Words and phrases associated with symptoms of common diseases are used to identify complex concepts in medical texts and to point to significant patterns that help identify the genes and pathways that underlie clusters of diseases.
Researchers from KAUST worked with scientists in the United Kingdom to develop a specialized word search of scientific literature called semantic text-mining1. The work identifies shared traits in rare, common and infectious diseases for the first time at scale. It also provides, notes Robert Hoehndorf of the Computer, Electrical and Mathematical Science and Engineering Division at KAUST, “a tantalizing overview of the phenotypic structure of the human ‘diseasome.’”
Researchers routinely catalog data of signs and symptoms relating to genetically based diseases through electronic resources, such as the Online Mendelian Inheritance in Man (OMIM) and Orphanet databases. However, extending similar methods to common and infectious diseases has proved challenging due to the lack of an infrastructure providing the huge number of phenotypes associated with them.
“To take on this task, we needed very large computational capacity,” explains Hoehndorf. “Using 'ontologies'— formal representations of the concepts and relations within a domain — we designed a method that identifies concepts referring to phenotypes of common and rare diseases within millions of published papers and abstracts, and used these concepts to establish the phenotypic similarity between a large number of common and rare diseases.”

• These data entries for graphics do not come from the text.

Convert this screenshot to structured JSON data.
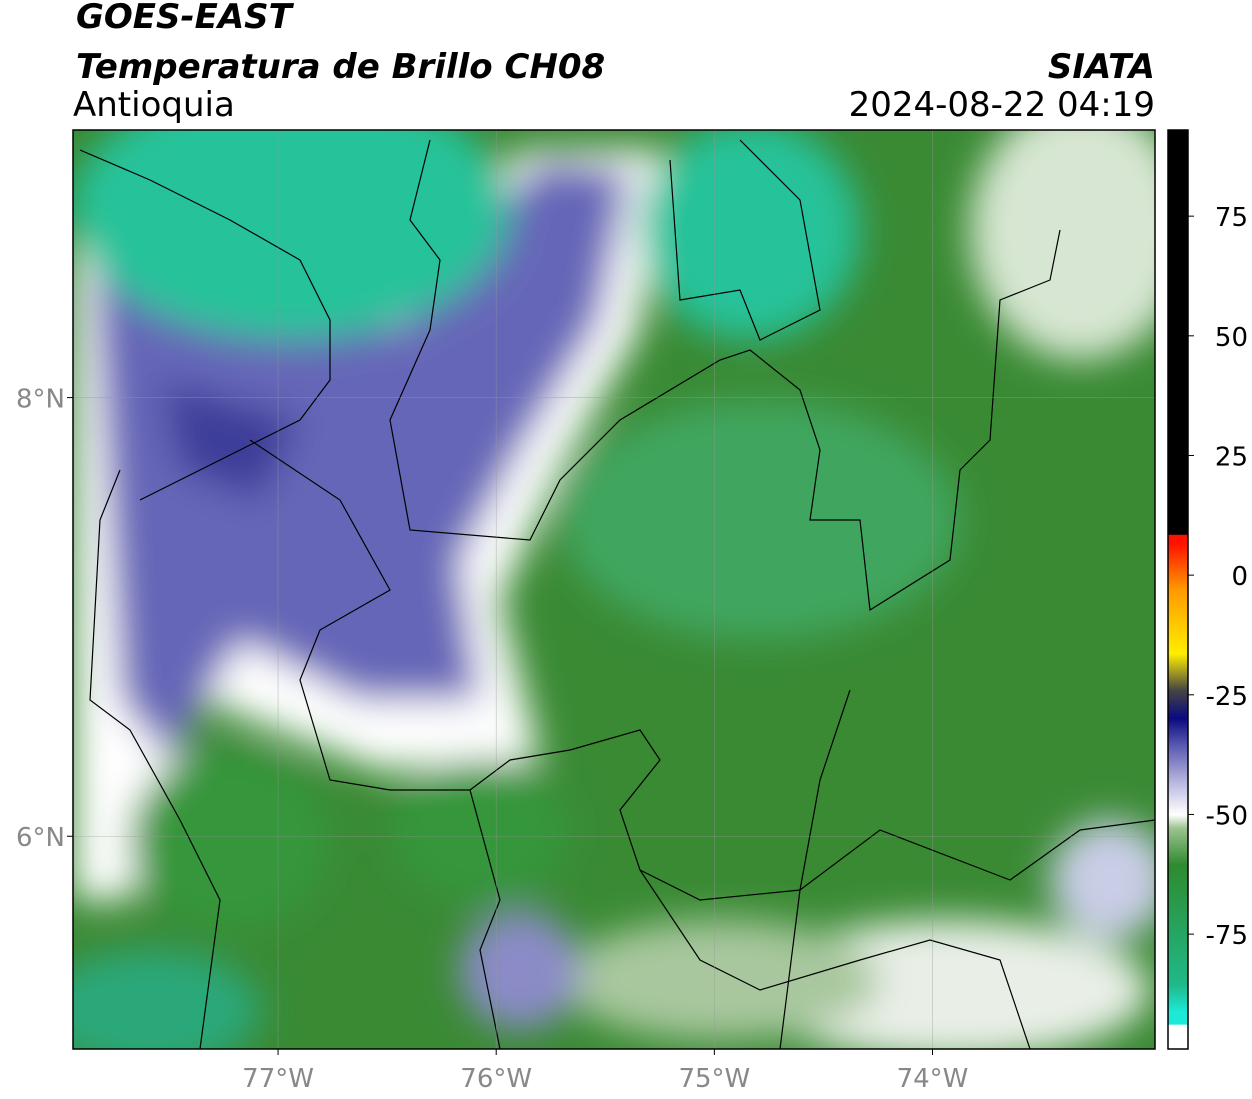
{
  "header": {
    "title": "GOES-EAST",
    "subtitle": "Temperatura de Brillo CH08",
    "region": "Antioquia",
    "source": "SIATA",
    "datetime": "2024-08-22 04:19"
  },
  "map": {
    "xlim": [
      -77.94,
      -72.98
    ],
    "ylim": [
      5.03,
      9.22
    ],
    "xticks": [
      {
        "value": -77,
        "label": "77°W"
      },
      {
        "value": -76,
        "label": "76°W"
      },
      {
        "value": -75,
        "label": "75°W"
      },
      {
        "value": -74,
        "label": "74°W"
      }
    ],
    "yticks": [
      {
        "value": 8,
        "label": "8°N"
      },
      {
        "value": 6,
        "label": "6°N"
      }
    ],
    "grid": true
  },
  "colorbar": {
    "lim": [
      -99,
      93
    ],
    "ticks": [
      75,
      50,
      25,
      0,
      -25,
      -50,
      -75
    ]
  }
}
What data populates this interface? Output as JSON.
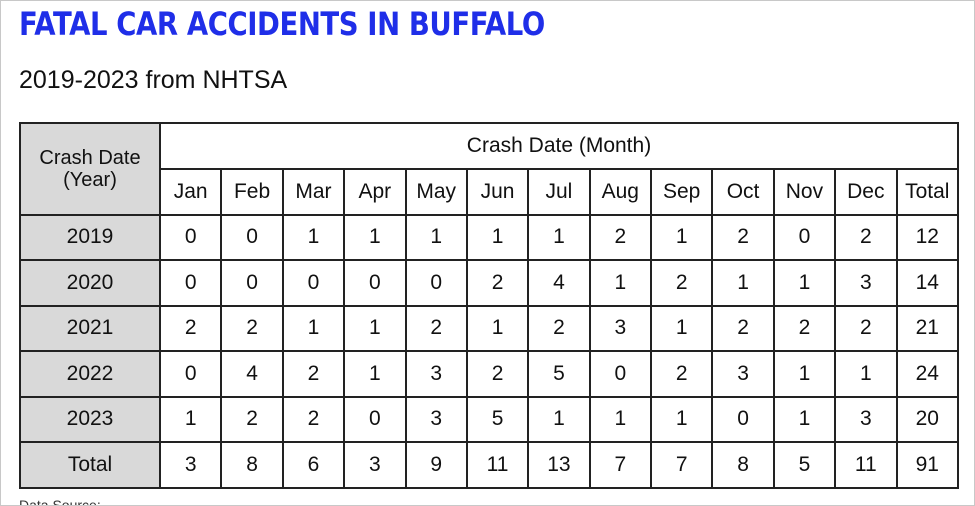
{
  "title": "FATAL CAR ACCIDENTS IN BUFFALO",
  "subtitle": "2019-2023 from NHTSA",
  "table": {
    "corner_header": "Crash Date (Year)",
    "group_header": "Crash Date (Month)",
    "columns": [
      "Jan",
      "Feb",
      "Mar",
      "Apr",
      "May",
      "Jun",
      "Jul",
      "Aug",
      "Sep",
      "Oct",
      "Nov",
      "Dec",
      "Total"
    ],
    "rows": [
      {
        "label": "2019",
        "values": [
          "0",
          "0",
          "1",
          "1",
          "1",
          "1",
          "1",
          "2",
          "1",
          "2",
          "0",
          "2",
          "12"
        ]
      },
      {
        "label": "2020",
        "values": [
          "0",
          "0",
          "0",
          "0",
          "0",
          "2",
          "4",
          "1",
          "2",
          "1",
          "1",
          "3",
          "14"
        ]
      },
      {
        "label": "2021",
        "values": [
          "2",
          "2",
          "1",
          "1",
          "2",
          "1",
          "2",
          "3",
          "1",
          "2",
          "2",
          "2",
          "21"
        ]
      },
      {
        "label": "2022",
        "values": [
          "0",
          "4",
          "2",
          "1",
          "3",
          "2",
          "5",
          "0",
          "2",
          "3",
          "1",
          "1",
          "24"
        ]
      },
      {
        "label": "2023",
        "values": [
          "1",
          "2",
          "2",
          "0",
          "3",
          "5",
          "1",
          "1",
          "1",
          "0",
          "1",
          "3",
          "20"
        ]
      },
      {
        "label": "Total",
        "values": [
          "3",
          "8",
          "6",
          "3",
          "9",
          "11",
          "13",
          "7",
          "7",
          "8",
          "5",
          "11",
          "91"
        ]
      }
    ]
  },
  "footer_note": "Data Source:",
  "colors": {
    "title": "#1f2ee8",
    "header_fill": "#d9d9d9",
    "grid": "#222222"
  },
  "chart_data": {
    "type": "table",
    "title": "FATAL CAR ACCIDENTS IN BUFFALO",
    "subtitle": "2019-2023 from NHTSA",
    "row_header": "Crash Date (Year)",
    "column_header": "Crash Date (Month)",
    "columns": [
      "Jan",
      "Feb",
      "Mar",
      "Apr",
      "May",
      "Jun",
      "Jul",
      "Aug",
      "Sep",
      "Oct",
      "Nov",
      "Dec",
      "Total"
    ],
    "rows": [
      "2019",
      "2020",
      "2021",
      "2022",
      "2023",
      "Total"
    ],
    "values": [
      [
        0,
        0,
        1,
        1,
        1,
        1,
        1,
        2,
        1,
        2,
        0,
        2,
        12
      ],
      [
        0,
        0,
        0,
        0,
        0,
        2,
        4,
        1,
        2,
        1,
        1,
        3,
        14
      ],
      [
        2,
        2,
        1,
        1,
        2,
        1,
        2,
        3,
        1,
        2,
        2,
        2,
        21
      ],
      [
        0,
        4,
        2,
        1,
        3,
        2,
        5,
        0,
        2,
        3,
        1,
        1,
        24
      ],
      [
        1,
        2,
        2,
        0,
        3,
        5,
        1,
        1,
        1,
        0,
        1,
        3,
        20
      ],
      [
        3,
        8,
        6,
        3,
        9,
        11,
        13,
        7,
        7,
        8,
        5,
        11,
        91
      ]
    ]
  }
}
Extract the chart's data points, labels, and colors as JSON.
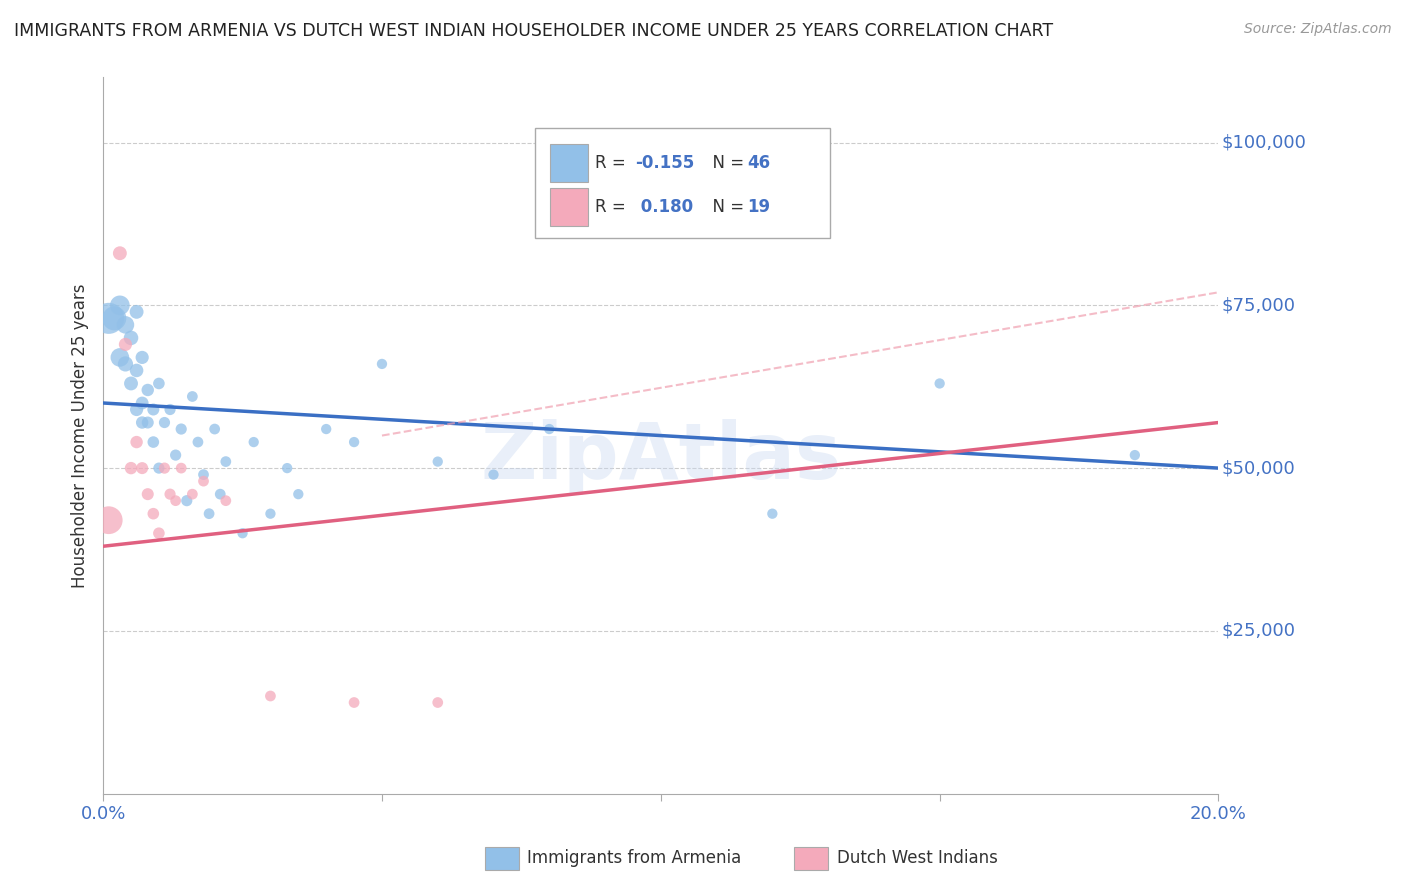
{
  "title": "IMMIGRANTS FROM ARMENIA VS DUTCH WEST INDIAN HOUSEHOLDER INCOME UNDER 25 YEARS CORRELATION CHART",
  "source": "Source: ZipAtlas.com",
  "ylabel": "Householder Income Under 25 years",
  "xlim": [
    0.0,
    0.2
  ],
  "ylim": [
    0,
    110000
  ],
  "ytick_labels": [
    "$25,000",
    "$50,000",
    "$75,000",
    "$100,000"
  ],
  "ytick_values": [
    25000,
    50000,
    75000,
    100000
  ],
  "legend1_label": "Immigrants from Armenia",
  "legend2_label": "Dutch West Indians",
  "R1": -0.155,
  "N1": 46,
  "R2": 0.18,
  "N2": 19,
  "blue_color": "#92C0E8",
  "pink_color": "#F4AABB",
  "blue_line_color": "#3A6FC4",
  "pink_line_color": "#E06080",
  "pink_dashed_color": "#F0A0B0",
  "background_color": "#FFFFFF",
  "grid_color": "#CCCCCC",
  "axis_label_color": "#4472C4",
  "blue_scatter": {
    "x": [
      0.001,
      0.002,
      0.003,
      0.003,
      0.004,
      0.004,
      0.005,
      0.005,
      0.006,
      0.006,
      0.006,
      0.007,
      0.007,
      0.007,
      0.008,
      0.008,
      0.009,
      0.009,
      0.01,
      0.01,
      0.011,
      0.012,
      0.013,
      0.014,
      0.015,
      0.016,
      0.017,
      0.018,
      0.019,
      0.02,
      0.021,
      0.022,
      0.025,
      0.027,
      0.03,
      0.033,
      0.035,
      0.04,
      0.045,
      0.05,
      0.06,
      0.07,
      0.08,
      0.12,
      0.15,
      0.185
    ],
    "y": [
      73000,
      73000,
      75000,
      67000,
      72000,
      66000,
      70000,
      63000,
      74000,
      65000,
      59000,
      67000,
      60000,
      57000,
      62000,
      57000,
      59000,
      54000,
      63000,
      50000,
      57000,
      59000,
      52000,
      56000,
      45000,
      61000,
      54000,
      49000,
      43000,
      56000,
      46000,
      51000,
      40000,
      54000,
      43000,
      50000,
      46000,
      56000,
      54000,
      66000,
      51000,
      49000,
      56000,
      43000,
      63000,
      52000
    ],
    "sizes": [
      500,
      300,
      200,
      180,
      160,
      120,
      110,
      100,
      100,
      95,
      90,
      90,
      85,
      80,
      80,
      75,
      75,
      70,
      70,
      65,
      65,
      65,
      65,
      65,
      65,
      60,
      60,
      60,
      60,
      60,
      60,
      60,
      55,
      55,
      55,
      55,
      55,
      55,
      55,
      55,
      55,
      55,
      55,
      55,
      55,
      55
    ]
  },
  "pink_scatter": {
    "x": [
      0.001,
      0.003,
      0.004,
      0.005,
      0.006,
      0.007,
      0.008,
      0.009,
      0.01,
      0.011,
      0.012,
      0.013,
      0.014,
      0.016,
      0.018,
      0.022,
      0.03,
      0.045,
      0.06
    ],
    "y": [
      42000,
      83000,
      69000,
      50000,
      54000,
      50000,
      46000,
      43000,
      40000,
      50000,
      46000,
      45000,
      50000,
      46000,
      48000,
      45000,
      15000,
      14000,
      14000
    ],
    "sizes": [
      400,
      100,
      90,
      80,
      80,
      75,
      75,
      70,
      70,
      65,
      65,
      60,
      60,
      60,
      60,
      60,
      60,
      60,
      60
    ]
  },
  "blue_line": {
    "x0": 0.0,
    "y0": 60000,
    "x1": 0.2,
    "y1": 50000
  },
  "pink_line": {
    "x0": 0.0,
    "y0": 38000,
    "x1": 0.2,
    "y1": 57000
  },
  "pink_dashed_line": {
    "x0": 0.05,
    "y0": 55000,
    "x1": 0.2,
    "y1": 77000
  }
}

The team’s method of grouping diseases allows for new approaches to identify the genes and pathways that underlie clusters of phenotypically similar diseases.
“If we know something about disease A, but not about disease B, finding phenotypic similarity between the two suggests they may result from a mutation or disturbance of genes or processes with a common pathway, and points to new investigations into disease B,” explains Hoehndorf.
The researchers’ work is freely available at http://aber-owl.net/aber-owl/diseasephenotypes/ (and in a visualization environment at http://aber-owl.net/aber-owl/diseasephenotypes/network/). Access to this work will allow other scientists to formulate new hypotheses about poorly understood diseases through their phenotypic similarity to others that are better characterized, or those having well-established genetic underpinnings.
“Our resource can also help to prioritize candidate genes in genome-wide and phenome-wide association studies — currently a major challenge —as well as aid the development and repurposing of drugs,” Hoehndorf explains.